Why are some books so riveting, while others are just okay? What qualities of a story make you want to stay up all night reading even when you know the dreaded alarm will be going off at o’dark thirty?
If your goal is to write a page turner (and whose isn’t?), test your memoir, short story, or novel against these criteria to see how close you’ve come.
1. Create characters readers will care about. Grab your readers’ attention with fully developed characters. If readers are attached to the characters, empathize, or even hate a character, they’ll want to know what happens next.
2. Make sure that something important is at stake. What does your protagonist stand to lose or gain?

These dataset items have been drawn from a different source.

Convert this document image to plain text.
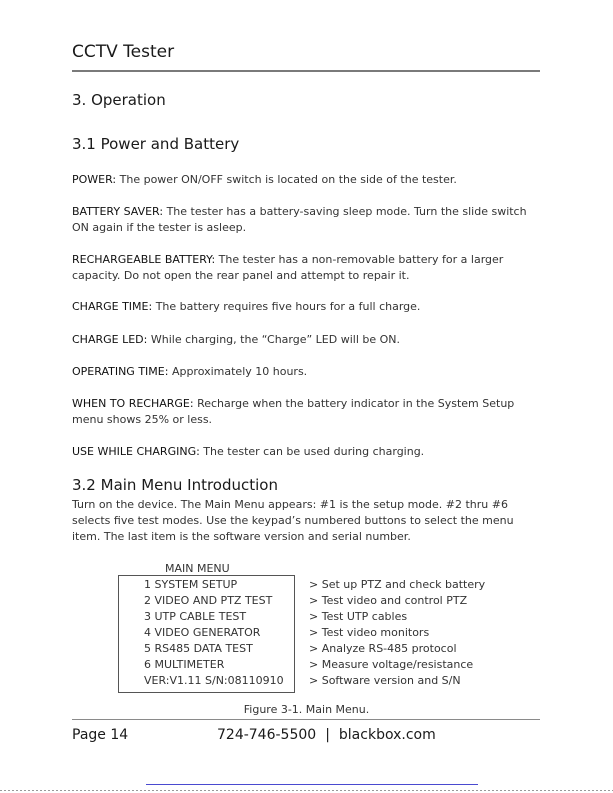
CCTV Tester
3. Operation
3.1 Power and Battery
POWER: The power ON/OFF switch is located on the side of the tester.
BATTERY SAVER: The tester has a battery-saving sleep mode. Turn the slide switch
ON again if the tester is asleep.
RECHARGEABLE BATTERY: The tester has a non-removable battery for a larger
capacity. Do not open the rear panel and attempt to repair it.
CHARGE TIME: The battery requires five hours for a full charge.
CHARGE LED: While charging, the “Charge” LED will be ON.
OPERATING TIME: Approximately 10 hours.
WHEN TO RECHARGE: Recharge when the battery indicator in the System Setup
menu shows 25% or less.
USE WHILE CHARGING: The tester can be used during charging.
3.2 Main Menu Introduction
Turn on the device. The Main Menu appears: #1 is the setup mode. #2 thru #6
selects five test modes. Use the keypad’s numbered buttons to select the menu
item. The last item is the software version and serial number.
MAIN MENU
1 SYSTEM SETUP
2 VIDEO AND PTZ TEST
3 UTP CABLE TEST
4 VIDEO GENERATOR
5 RS485 DATA TEST
6 MULTIMETER
VER:V1.11 S/N:08110910
> Set up PTZ and check battery
> Test video and control PTZ
> Test UTP cables
> Test video monitors
> Analyze RS-485 protocol
> Measure voltage/resistance
> Software version and S/N
Figure 3-1. Main Menu.
Page 14	724-746-5500 | blackbox.com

3. Start chapters with a sense of drama, mystery, or trouble. Create curiosity. It helps to start with your manuscript’s first line.
In “After the Game,” from Selected Stories, author Andre Dubus begins: “I wasn’t in the clubhouse when Joaquin Quintana went crazy.”
4. Inject suspense. Create tension by introducing a question in the reader’s mind, leaving a sense of mystery, or foreshadowing trouble. Even as you introduce subplots, maintain the thread of mystery or the big problem that must be solved by the end.
5. Leave readers hanging. Introduce scenes that aren’t neatly answered at the end of a chapter, so that the reader will have to read to the next chapter or beyond for resolution. Or end the chapter with a question or a statement that hints at upcoming conflict.
6. Don’t be predictable. Start with and continue to give your readers something to discover – the sense that if they continue reading, they will find the unexpected.